During trial, the defendant intended to rely on the expert testimony of Dotson, who calculated the decedent’s lifetime asbestos exposure and opined that same was below the Occupational Safety and Health Administration’s (OSHA) then-existing permissible exposure limits, and was de minimis or insignificant. To arrive at his conclusion, Dotson engaged in a retrospective dose assessment to create a range of hypotheticals, including a worst-case hypothetical, and then divided the length of the decedent’s exposure by the average work year. Dotson then compared that finding to a threshold exposure that anyone of the decedent’s age may have incurred from the ambient air. He concluded that the decedent’s worst-case hypothetical exposure associated with the defendant’s product was less than the cumulative exposure that someone of the same age would have incurred from living in a major United States city. The plaintiff, noting that lifetime exposure reconstructions have been widely criticized, argued that  Dotson’s work was scientifically unreliable and lacked sufficient factual foundation, and thus moved to preclude his opinions.

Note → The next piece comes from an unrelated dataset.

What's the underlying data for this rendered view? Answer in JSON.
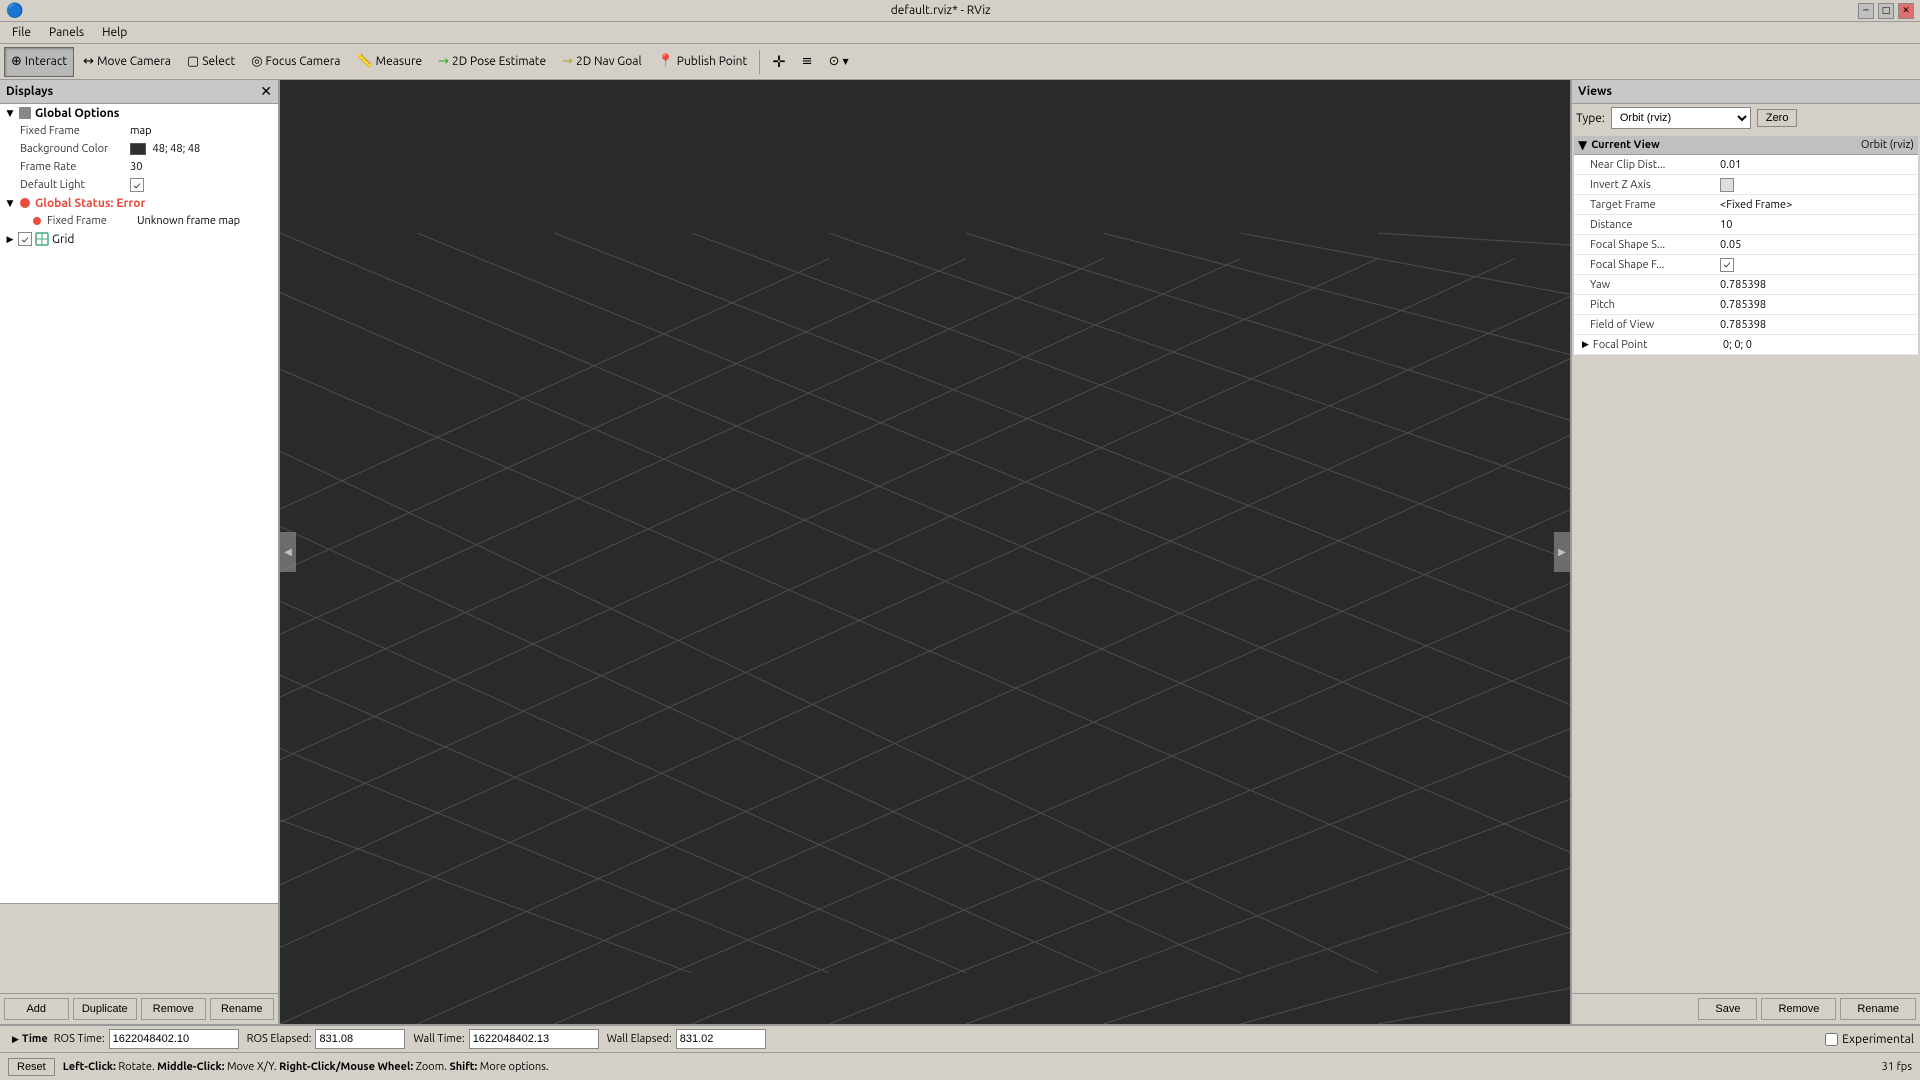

The court, acknowledging its gatekeeping role to ensure that testimony is both relevant and reliable under Federal Rule of Evidence 702, held that testimony is relevant if it logically advances a material aspect of the party’s case, and reliable if the expert’s testimony has a reliable basis in the knowledge and experience of the relevant discipline. The court noted that Dotson had been qualified as an expert witness in over 25 different courts when employing the same methods as he did in the present case, which, while not dispositive, was supportive of the court’s conclusion as to the reliability of his testimony. The court held that while the plaintiff’s experts chose to employ different methods to calculate the decedent’s exposure, it was the province of the jury to weigh the competing testimony, and the plaintiff’s expert was free to critique Dotson’s opinions during his testimony. The court declined to exclude Dotson’s testimony and commented that these types of disagreements between the parties’ expert witnesses are typical, and not a basis for exclusion.